本文介绍了起始使用双相门冬胰岛素30(BIAsp 30)治疗的患者的治疗结果:仅使用BIAsp 30、BIAsp 30+磺脲类药物(SU)、BIAsp 30+双胍类药物(BI)、BIAsp 30+SU+BI、BIAsp 30+α-葡萄糖苷酶抑制剂(GI)以及BIAsp 30+BI+噻唑烷二酮类药物(TZD),这些患者均为口服抗糖尿病药物(OADs)治疗失败后。方法:这是一项多国、多中心、为期6个月的前瞻性、开放标签、非对照临床经验评估研究,但在中国的一项为期3个月的研究除外(“所有不包括中国”和“中国”)。BIAsp 30治疗的起始和终止完全由主治医生自行决定。结果:所有组在3个月和6个月时,平均糖化血红蛋白(HbA1c)、空腹血糖(FPG)和餐后血糖(PPPG)均较基线显著降低(P<0.001)。在“所有不包括中国”组中,6个月时平均HbA1c、FPG和PPPG的降低情况如下:仅使用BIAsp 30组(-2.12±1.76个百分点;-4.82±3.86 mmol/L;-6.89±4.74 mmol/L),BIAsp 30+BI组(-2.24±1.77个百分点;-4.48±3.68 mmol/L;-6.66±4.55 mmol/L),BIAsp 30+SU组(-1.95±1.59个百分点;-3.98±3.19 mmol/L;-6.25±4.45 mmol/L)以及BIAsp 30+SU+BI组(-1.78±1.20个百分点;-3.57±2.78 mmol/L;-5.89±3.98 mmol/L)。
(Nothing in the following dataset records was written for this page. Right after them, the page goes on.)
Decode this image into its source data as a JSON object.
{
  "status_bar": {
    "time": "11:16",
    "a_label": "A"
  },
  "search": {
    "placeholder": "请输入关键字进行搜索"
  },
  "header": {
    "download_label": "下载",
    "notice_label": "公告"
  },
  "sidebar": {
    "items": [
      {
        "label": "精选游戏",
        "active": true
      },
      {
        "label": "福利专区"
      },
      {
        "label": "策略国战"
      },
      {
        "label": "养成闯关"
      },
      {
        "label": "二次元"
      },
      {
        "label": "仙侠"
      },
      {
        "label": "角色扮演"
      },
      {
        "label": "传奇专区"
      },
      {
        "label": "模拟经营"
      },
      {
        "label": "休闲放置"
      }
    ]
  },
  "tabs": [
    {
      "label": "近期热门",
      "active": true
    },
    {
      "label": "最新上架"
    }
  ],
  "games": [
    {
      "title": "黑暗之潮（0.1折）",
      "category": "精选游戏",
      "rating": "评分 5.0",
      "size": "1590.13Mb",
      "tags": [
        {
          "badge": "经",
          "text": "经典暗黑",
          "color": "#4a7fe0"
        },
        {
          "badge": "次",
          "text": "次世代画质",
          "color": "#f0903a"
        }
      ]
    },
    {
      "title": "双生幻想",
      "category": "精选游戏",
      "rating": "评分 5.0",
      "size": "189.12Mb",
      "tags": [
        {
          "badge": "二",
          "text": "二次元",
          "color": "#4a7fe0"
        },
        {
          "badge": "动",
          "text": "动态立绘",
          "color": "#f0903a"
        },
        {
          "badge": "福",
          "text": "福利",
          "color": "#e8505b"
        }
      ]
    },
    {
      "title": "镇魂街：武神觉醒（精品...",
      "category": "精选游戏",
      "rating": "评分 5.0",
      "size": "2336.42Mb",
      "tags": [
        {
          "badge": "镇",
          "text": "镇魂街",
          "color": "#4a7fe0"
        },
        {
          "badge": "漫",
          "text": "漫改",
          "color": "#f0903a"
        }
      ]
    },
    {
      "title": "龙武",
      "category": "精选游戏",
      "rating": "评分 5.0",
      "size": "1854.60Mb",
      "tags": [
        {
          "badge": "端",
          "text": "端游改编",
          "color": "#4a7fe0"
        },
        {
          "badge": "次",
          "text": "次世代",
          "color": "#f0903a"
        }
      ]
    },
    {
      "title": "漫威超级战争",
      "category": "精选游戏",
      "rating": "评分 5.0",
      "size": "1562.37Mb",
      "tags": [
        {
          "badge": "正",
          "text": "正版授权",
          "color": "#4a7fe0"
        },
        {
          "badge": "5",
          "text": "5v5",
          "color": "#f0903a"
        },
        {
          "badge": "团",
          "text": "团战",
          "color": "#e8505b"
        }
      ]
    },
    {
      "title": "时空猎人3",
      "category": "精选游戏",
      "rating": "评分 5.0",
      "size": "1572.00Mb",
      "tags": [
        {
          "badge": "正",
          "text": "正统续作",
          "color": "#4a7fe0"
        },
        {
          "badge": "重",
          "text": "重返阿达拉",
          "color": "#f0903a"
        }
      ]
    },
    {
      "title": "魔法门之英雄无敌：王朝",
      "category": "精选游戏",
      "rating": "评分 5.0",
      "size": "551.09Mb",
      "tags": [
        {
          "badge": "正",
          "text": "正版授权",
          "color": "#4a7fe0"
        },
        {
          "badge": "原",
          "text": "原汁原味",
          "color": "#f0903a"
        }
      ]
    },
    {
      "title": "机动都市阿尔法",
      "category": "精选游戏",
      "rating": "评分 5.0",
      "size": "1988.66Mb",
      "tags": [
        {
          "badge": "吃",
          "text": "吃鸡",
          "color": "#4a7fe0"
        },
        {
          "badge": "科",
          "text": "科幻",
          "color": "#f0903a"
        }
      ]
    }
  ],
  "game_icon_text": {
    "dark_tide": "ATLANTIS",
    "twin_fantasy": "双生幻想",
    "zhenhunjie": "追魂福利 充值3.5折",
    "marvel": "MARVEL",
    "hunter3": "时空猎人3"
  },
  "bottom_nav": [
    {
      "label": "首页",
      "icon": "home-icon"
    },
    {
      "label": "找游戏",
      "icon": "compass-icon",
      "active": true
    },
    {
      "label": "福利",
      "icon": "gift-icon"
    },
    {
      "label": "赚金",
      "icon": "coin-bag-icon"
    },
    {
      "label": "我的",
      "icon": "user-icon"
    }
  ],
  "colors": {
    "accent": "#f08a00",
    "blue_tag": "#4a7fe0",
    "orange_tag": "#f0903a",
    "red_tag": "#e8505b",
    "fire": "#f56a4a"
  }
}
仅使用BIAsp 30组报告了唯一的严重药物不良反应。在“中国”组中,3个月时平均HbA1c、FPG和PPPG的降低情况为:仅使用BIAsp 30组(-2.16±1.52个百分点;-3.34±2.49 mmol/L;-6.29±3.92 mmol/L),BIAsp 30+BI组(-2.44±1.52个百分点;-4.01±2.50 mmol/L;-7.10±3.96 mmol/L),BIAsp 30+GI组(-2.33±1.41个百分点;-4.34±2.52 mmol/L;-7.97±3.99 mmol/L)以及BIAsp 30+BI+TZD组(-1.21±1.60个百分点;-3.50±2.29 mmol/L;-5.97±3.39 mmol/L)。中国未报告严重不良事件。最常见的低血糖发作是日间发作且程度较轻。结论:在临床环境中,BIAsp 30治疗改善了OADs治疗失败的2型糖尿病患者的血糖控制。